Can My Spouse Prevent Me From Getting Divorced?

Divorces, even those desired by both spouses, often grow contentious. However, if one spouse will not agree to end the marriage, or is trying to avoid the divorce, the process may stretch out longer than anticipated. If your spouse does not want to get a divorce, and takes actions to delay the process, you can still obtain a divorce – that is with some additional hurdles.

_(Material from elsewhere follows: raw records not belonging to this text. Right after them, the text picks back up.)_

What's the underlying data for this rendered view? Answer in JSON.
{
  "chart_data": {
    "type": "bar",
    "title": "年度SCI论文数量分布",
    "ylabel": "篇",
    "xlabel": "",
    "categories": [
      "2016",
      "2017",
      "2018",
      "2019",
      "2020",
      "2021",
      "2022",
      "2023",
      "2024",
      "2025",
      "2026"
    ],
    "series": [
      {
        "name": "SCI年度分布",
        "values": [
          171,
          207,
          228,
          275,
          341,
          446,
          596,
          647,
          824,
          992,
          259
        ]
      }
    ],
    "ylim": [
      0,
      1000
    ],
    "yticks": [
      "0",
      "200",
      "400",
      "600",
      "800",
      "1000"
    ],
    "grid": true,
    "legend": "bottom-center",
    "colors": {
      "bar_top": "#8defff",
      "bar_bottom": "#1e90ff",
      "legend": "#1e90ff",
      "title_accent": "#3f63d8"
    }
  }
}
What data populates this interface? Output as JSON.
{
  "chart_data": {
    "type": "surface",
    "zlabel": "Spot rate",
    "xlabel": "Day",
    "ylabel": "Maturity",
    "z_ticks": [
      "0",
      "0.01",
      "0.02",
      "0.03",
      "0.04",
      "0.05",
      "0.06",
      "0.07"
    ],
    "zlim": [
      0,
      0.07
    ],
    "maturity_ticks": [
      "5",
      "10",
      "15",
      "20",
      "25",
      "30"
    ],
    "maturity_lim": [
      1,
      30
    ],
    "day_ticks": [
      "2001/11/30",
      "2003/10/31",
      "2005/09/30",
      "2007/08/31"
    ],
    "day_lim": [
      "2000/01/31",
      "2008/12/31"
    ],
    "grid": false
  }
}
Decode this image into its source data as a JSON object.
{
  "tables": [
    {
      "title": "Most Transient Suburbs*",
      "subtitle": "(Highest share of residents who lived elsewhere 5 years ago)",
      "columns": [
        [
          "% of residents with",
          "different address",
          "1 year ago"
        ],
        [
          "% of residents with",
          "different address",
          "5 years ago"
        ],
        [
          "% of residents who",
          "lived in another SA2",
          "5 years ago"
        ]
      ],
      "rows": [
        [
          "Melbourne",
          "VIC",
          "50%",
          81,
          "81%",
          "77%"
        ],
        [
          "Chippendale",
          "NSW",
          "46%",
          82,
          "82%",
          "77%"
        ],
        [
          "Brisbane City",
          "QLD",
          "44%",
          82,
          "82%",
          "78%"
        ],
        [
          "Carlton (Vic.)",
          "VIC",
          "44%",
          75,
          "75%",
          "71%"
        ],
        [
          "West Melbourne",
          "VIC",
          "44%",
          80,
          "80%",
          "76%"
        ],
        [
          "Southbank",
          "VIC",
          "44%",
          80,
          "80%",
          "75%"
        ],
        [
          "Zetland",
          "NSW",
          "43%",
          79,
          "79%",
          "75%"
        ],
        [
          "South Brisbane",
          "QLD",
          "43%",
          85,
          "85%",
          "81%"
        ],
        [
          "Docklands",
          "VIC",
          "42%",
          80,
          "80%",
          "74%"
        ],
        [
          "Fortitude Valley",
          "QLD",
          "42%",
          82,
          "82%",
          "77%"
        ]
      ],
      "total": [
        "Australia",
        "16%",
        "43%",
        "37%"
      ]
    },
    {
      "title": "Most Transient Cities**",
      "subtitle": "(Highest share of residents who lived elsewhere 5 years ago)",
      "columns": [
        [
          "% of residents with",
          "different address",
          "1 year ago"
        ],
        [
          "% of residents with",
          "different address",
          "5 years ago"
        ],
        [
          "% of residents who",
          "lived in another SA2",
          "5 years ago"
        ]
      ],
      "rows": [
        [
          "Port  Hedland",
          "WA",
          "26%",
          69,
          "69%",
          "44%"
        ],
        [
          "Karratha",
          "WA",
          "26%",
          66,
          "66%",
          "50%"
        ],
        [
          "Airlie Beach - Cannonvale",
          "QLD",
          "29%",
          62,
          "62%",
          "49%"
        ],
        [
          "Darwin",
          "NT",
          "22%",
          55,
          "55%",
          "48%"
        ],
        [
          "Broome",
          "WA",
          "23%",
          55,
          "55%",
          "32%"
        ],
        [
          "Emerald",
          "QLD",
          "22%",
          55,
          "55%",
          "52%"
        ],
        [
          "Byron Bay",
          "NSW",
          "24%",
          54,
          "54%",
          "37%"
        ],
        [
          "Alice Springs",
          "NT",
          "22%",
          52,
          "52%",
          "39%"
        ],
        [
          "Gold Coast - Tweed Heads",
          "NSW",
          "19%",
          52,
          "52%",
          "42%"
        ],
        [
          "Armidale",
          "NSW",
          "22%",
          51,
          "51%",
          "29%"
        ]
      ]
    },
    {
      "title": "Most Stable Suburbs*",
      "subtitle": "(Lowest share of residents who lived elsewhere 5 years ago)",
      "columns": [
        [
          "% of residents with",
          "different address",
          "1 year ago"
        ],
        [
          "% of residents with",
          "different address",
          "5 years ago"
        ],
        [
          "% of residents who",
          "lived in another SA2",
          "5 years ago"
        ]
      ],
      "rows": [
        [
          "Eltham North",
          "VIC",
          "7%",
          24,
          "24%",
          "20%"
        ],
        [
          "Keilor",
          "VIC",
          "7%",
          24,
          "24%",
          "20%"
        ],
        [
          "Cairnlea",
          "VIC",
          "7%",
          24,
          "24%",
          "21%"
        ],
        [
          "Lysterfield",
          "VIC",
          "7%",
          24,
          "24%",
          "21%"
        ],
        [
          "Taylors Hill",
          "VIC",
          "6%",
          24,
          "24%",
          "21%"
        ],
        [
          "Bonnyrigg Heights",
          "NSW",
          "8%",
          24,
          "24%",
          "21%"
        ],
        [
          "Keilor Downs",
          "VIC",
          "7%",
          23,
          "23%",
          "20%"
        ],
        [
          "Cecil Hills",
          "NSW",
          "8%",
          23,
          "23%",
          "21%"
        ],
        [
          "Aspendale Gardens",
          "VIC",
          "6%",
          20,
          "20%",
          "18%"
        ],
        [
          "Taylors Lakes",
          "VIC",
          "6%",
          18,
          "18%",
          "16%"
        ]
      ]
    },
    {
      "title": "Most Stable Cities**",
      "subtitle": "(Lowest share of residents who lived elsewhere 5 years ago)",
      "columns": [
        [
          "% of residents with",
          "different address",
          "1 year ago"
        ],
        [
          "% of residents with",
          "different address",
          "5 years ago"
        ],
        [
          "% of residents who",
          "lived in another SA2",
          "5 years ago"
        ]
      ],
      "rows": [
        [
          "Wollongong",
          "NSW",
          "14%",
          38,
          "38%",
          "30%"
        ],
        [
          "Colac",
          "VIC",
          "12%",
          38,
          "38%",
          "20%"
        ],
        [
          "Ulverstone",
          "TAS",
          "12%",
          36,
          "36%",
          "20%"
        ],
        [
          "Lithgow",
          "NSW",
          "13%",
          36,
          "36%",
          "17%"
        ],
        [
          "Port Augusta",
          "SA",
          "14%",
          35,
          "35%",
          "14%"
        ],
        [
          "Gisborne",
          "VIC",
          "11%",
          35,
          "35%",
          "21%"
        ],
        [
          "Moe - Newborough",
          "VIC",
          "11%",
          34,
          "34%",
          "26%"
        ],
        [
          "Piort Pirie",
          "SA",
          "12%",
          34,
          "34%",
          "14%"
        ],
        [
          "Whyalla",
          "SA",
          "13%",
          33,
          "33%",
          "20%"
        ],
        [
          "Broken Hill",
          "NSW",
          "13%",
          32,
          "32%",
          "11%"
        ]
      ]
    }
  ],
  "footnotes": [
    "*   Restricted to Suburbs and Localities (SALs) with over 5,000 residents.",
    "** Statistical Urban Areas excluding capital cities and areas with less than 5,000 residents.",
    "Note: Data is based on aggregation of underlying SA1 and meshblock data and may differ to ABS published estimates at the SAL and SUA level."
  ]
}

A non-cooperative spouse may make the divorce process very difficult by refusing to respond to discovery requests or refusing to engage in good faith negotiations. Doing so, may subject the non-cooperative party to sanctions by the Court. Other means to delay the divorce include avoiding service of the divorce paperwork by a constable. How a judge will handle such situations depends primarily on what state you live in. Some states will allow the divorce to proceed uncontested, disfavoring the non-responsive spouse, while others allow the spouse actively seeking the divorce to obtain a default divorce.

In Massachusetts, if the defendant spouse fails to appear for certain court hearings, such as a Case Management Conference or a Pre-Trial Conference, the Judge has the right to order the case to immediate trial that day and enter a Judgment of Divorce based on the testimony of the Plaintiff spouse. However, before doing so, the Judge will require evidence that the Defendant was served with the Complaint for Divorce, which is why the original, executed Divorce Summons is filed with the Court after service of the Complaint.  I suggest that you retain a copy of the executed summons for your files, in order to have proof of service. . Therefore, while one party may takes actions to delay the divorce process, the court will not allow absence as a valid means to avoid the proceeding.